President-Elect Kevin Crawford MCIAT, CIAT representative on the CIC Housing Panel commented: “CIAT supports the views of the Construction Industry Council in their response to government.”
CIC has set out a number of measures to provide confidence to communities and professionals.
Additional safeguards should:
- Introduce more prior approval conditions (conditions that would be required to receive traditional planning consent) as part of the permitted development process. These should ensure that space, quality and safety are considered in relation to existing infrastructure and that they comply with the requirements covering materials, amenities and public realm that have been set out in Local Plans.
- Incorporate permitted development for conversion to residential into Local Plans that can be updated regularly – and ensure communities are engaged in this process.
- Ensure housing delivered through permitted development incorporates an element of Community Infrastructure Levy or Section 106, thereby providing contributions towards affordable housing and community infrastructure.

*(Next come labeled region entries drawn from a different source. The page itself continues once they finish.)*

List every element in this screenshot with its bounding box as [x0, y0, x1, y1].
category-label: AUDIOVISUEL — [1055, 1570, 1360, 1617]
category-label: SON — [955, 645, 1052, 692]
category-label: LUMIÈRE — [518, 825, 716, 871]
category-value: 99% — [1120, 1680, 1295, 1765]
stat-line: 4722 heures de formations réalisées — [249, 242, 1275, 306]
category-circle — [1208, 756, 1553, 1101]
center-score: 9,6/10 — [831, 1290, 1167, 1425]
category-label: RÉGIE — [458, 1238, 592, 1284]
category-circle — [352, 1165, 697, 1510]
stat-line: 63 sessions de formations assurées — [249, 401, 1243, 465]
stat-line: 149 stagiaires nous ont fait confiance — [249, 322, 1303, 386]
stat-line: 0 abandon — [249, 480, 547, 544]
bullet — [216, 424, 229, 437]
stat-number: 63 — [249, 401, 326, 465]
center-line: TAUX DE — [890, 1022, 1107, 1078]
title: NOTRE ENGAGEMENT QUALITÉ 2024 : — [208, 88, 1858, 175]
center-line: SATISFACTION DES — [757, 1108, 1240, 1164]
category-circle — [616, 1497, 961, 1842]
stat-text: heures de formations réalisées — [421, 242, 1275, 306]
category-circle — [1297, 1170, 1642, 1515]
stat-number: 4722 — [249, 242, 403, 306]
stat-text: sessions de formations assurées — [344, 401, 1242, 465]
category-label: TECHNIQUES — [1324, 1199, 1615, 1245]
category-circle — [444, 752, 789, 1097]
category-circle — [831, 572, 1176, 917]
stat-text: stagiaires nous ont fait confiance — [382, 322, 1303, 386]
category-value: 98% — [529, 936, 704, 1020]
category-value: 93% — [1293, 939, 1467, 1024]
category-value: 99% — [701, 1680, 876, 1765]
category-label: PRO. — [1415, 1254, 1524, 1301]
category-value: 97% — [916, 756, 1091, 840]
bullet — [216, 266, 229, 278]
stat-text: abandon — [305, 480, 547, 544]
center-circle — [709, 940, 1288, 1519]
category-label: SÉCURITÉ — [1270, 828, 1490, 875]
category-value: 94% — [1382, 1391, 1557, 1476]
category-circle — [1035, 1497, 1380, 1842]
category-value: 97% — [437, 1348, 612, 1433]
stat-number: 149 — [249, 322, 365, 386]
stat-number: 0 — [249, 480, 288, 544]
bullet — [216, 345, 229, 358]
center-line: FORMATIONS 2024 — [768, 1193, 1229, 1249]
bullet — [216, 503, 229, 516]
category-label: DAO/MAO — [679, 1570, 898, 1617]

- Ensure that the homes delivered through permitted development are subject to all the checks and balances that will be applied in the new Building Safety legislation. This must include requirements that those buildings which fall under the new Building Safety legislation (currently 18m or more and other higher risk buildings) will be subject to the newly proposed Gateway One checks, even though there is no current requirement for a formal building application to be made at planning stage for permitted development housing schemes.
- Ensure that homes delivered through permitted development are required to meet the new Future Homes Standard.
- Ensure that permitted development comes under the auspices of the New Homes Ombudsman, which CIC has been instrumental in campaigning for through its sponsorship of the All-Party Parliamentary Group for Excellence in the Built Environment. This would safeguard rights of redress of new homeowners in these schemes.